In the years following its release in 2015, City: skyline set a new standard for city building simulators. The game’s mundane tasks—drawing street grids, zoning neighborhoods, designing bus networks, and locating garbage dumps—were made engaging and fun by a realistic, detailed game engine and graphics that made you feel like the city you were tinkering with was a living city. , something that breathes.
Hopes were therefore high that the sequel, Cities: Skylines II,would build on the success of the first game. Instead it was universally considered a gigantic flop. Only the most sophisticated gaming computers were capable of handling its processing demands.
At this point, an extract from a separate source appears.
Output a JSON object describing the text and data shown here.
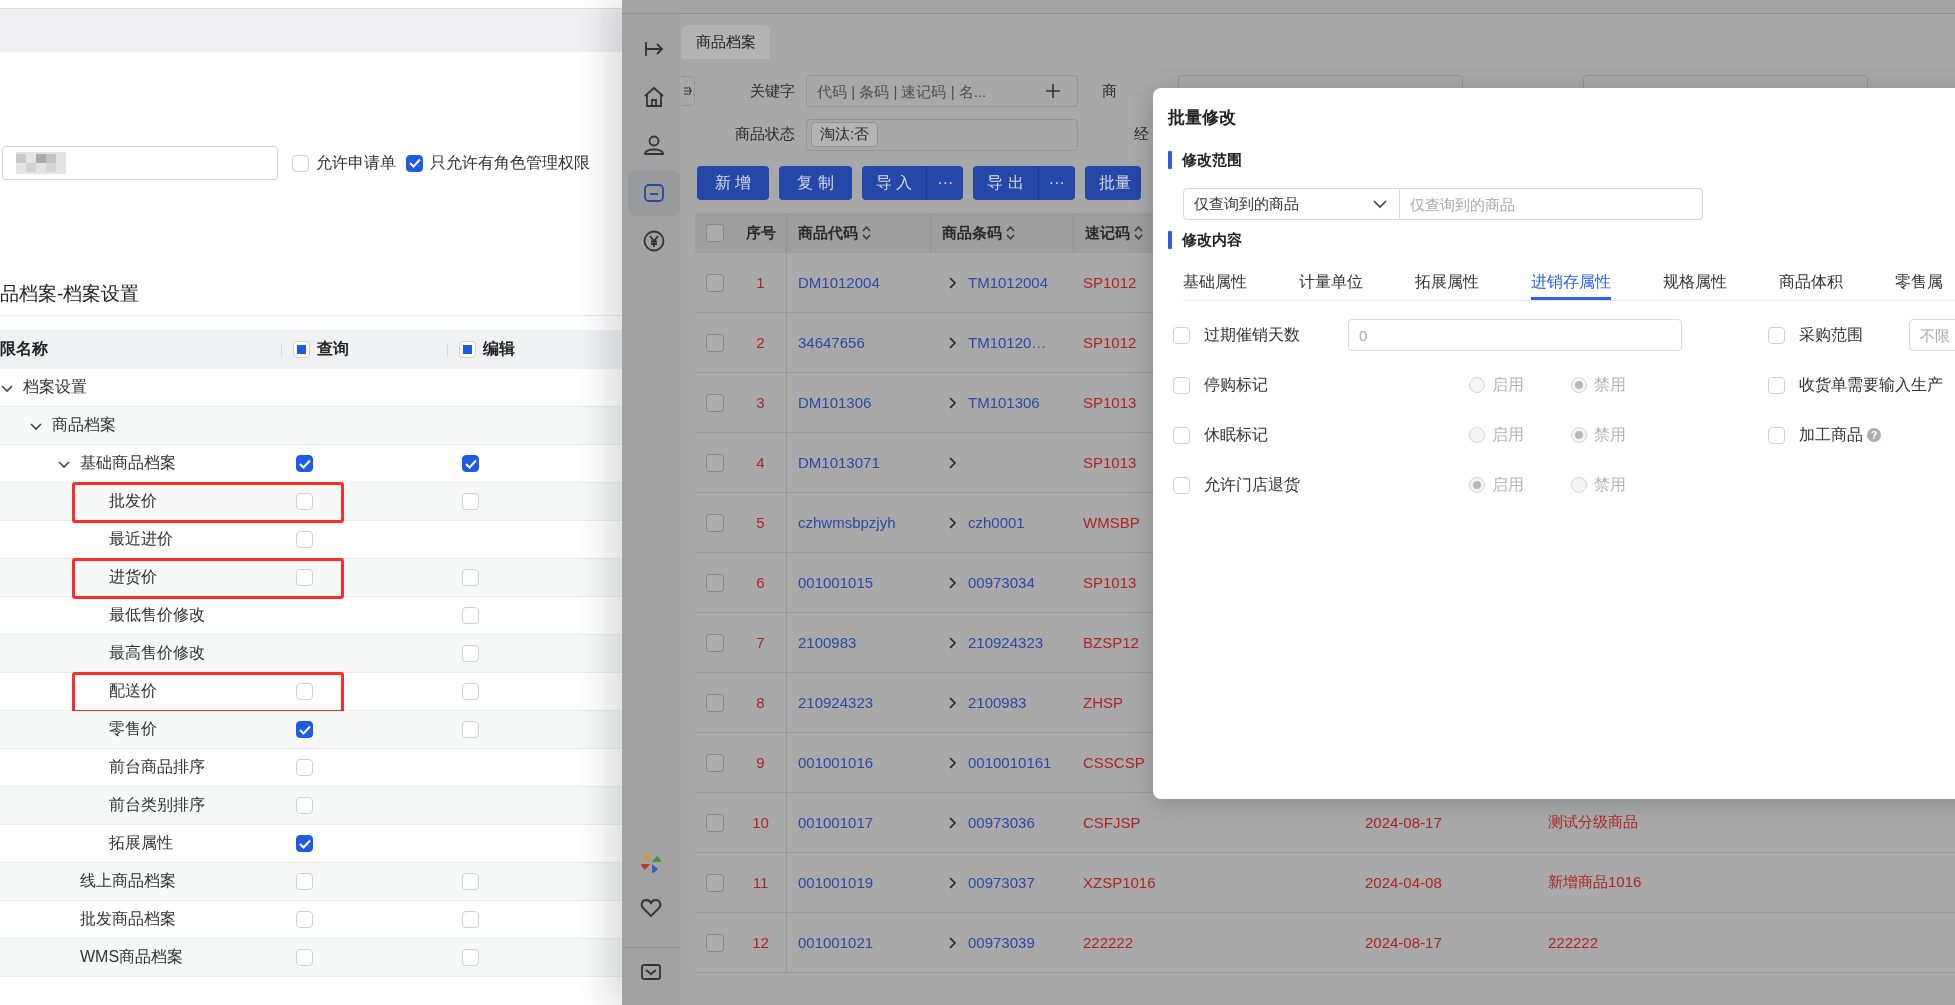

Even then, the gameplay was buggy and the graphics disappointing. AS Ars Tecnica say it, the second Skylines “it looks rough compared to its predecessor, which amassed eight years of fixes… and changes to cover a dizzying array of ideas.”
As disappointing as its launch may be for players, Cities: Skylines II provides a teachable moment on the game’s topic: urban planning is difficult, even in digital form. The best-laid plans begin to crumble once they come into contact with the incessant dynamism of real urban areas.
The first Skylines it benefited from simpler initial ambitions complemented by fixes and updates over time. The second game tried to launch a bigger, more ambitious simulator all at once and failed miserably. Even in real life, for a city, small fixes and updates are better than a big plan.